Since 1789, Congress has allowed importers to apply for refunds amounting to 99% of the duties paid on imported goods if those goods are later exported from the United States. This system, known as duty drawback, is intended to advance the interest of domestic production and promote a competitive export trade. The rules for application of certain types of drawback will undergo significant change effective on February 24, 2018. Savvy importers will prepare well in advance for the new drawback regime and resulting refunds.

President Barack Obama signed the Trade Facilitation and Trade Enforcement Act of 2015 (TFTEA) into law on February 24, 2016. The TFTEA amends Section 313 of the Tariff Act of 1930 (19 USC § 1313), which governs the drawback of customs duties, taxes and fees, upon the export of imported goods under certain circumstances. This amendment significantly expands the scope and ease of substitute drawback. Specifically, it eliminates the subjective “commercially interchangeable” standard for substitution in favor of allowing drawback for any items classified under the same eight-digit tariff code. It also extends the period of time within which drawback may occur from three to five years between import and export.

Substitution drawback is currently permitted only in the event that the goods imported are deemed “commercially interchangeable” with those exported. The TFTEA will apply a new standard that permits substitution drawback where the imported and exported items each share the same eight-digit classification code under the Harmonized Tariff Schedule for imports and the U.S. Census Bureau Foreign Trade Schedule B for exports. This is a greatly simplified and more objective analysis that conceivably expands the availability of substitute drawback. Additionally, the TFTEA changes the period in which importers may pair imports with exports for purposes of drawback. U.S. Customs and Border Protection (CBP) will begin accepting drawbacks under the new regime on February 24, 2018, for imports occurring within the prior five years. The right to claim drawback under the new regime will therefore apply to imports dating back as early as 2013, provided that those imports correspond with the classification numbers for the respective exports on which substitution is claimed.

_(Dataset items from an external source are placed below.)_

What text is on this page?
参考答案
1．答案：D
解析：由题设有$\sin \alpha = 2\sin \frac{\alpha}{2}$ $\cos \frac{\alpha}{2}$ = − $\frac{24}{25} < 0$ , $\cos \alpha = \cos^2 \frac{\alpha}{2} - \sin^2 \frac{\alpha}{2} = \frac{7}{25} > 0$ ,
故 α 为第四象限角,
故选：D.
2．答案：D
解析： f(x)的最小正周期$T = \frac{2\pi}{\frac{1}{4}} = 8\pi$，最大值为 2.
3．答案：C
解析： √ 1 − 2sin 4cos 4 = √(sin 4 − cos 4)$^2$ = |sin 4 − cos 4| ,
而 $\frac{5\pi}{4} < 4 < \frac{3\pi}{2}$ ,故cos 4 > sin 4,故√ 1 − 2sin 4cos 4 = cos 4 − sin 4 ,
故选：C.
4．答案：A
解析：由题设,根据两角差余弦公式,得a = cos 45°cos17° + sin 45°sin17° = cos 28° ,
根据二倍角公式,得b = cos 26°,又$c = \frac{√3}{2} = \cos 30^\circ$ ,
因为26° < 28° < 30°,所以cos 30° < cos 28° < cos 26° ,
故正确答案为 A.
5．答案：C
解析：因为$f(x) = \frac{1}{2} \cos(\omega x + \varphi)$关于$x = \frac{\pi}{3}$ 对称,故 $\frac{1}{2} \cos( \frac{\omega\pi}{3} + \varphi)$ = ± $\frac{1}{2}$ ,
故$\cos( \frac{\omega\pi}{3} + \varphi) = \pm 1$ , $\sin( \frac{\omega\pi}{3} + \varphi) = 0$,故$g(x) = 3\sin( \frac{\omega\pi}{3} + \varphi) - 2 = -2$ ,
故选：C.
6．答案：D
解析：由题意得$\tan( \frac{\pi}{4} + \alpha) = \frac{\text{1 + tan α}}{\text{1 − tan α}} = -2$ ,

The Secretary of the Treasury, in cooperation with CBP, is charged with promulgating the applicable regulatory amendments to effectuate TFTEA. Treasury and CBP have not initiated rulemaking to date despite the February 24, 2018, effective date. In fact, the National Customs and Forwarders Association of America (NCBFAA) reported on May 8 that CBP is both underfunded and running out of time to achieve implementation of the changes necessary in the Automated Commercial Environment (ACE) system. NCBFAA reports that CBP likewise does not have a contingency plan in the event that it is unable to accept the new drawback claims upon the effective date.

TFTEA is absolutely a win for domestic industry regardless of the bureaucratic obstacles challenging its implementation. It is time for importers to begin updating import processes and drawback strategies to capture what may be significant cost savings due to new substitute drawbacks available under the TFTEA rules. In general, this analysis will involve tariff-level review of historic import and export data dating back to 2013 in order to pair merchandise based on classification and to determine the value of drawback based upon duties paid. Early preparation for these changes is essential to ensure maximum drawbacks beginning in 2018. Waiting too late may have the consequence of quite literally leaving money on the table.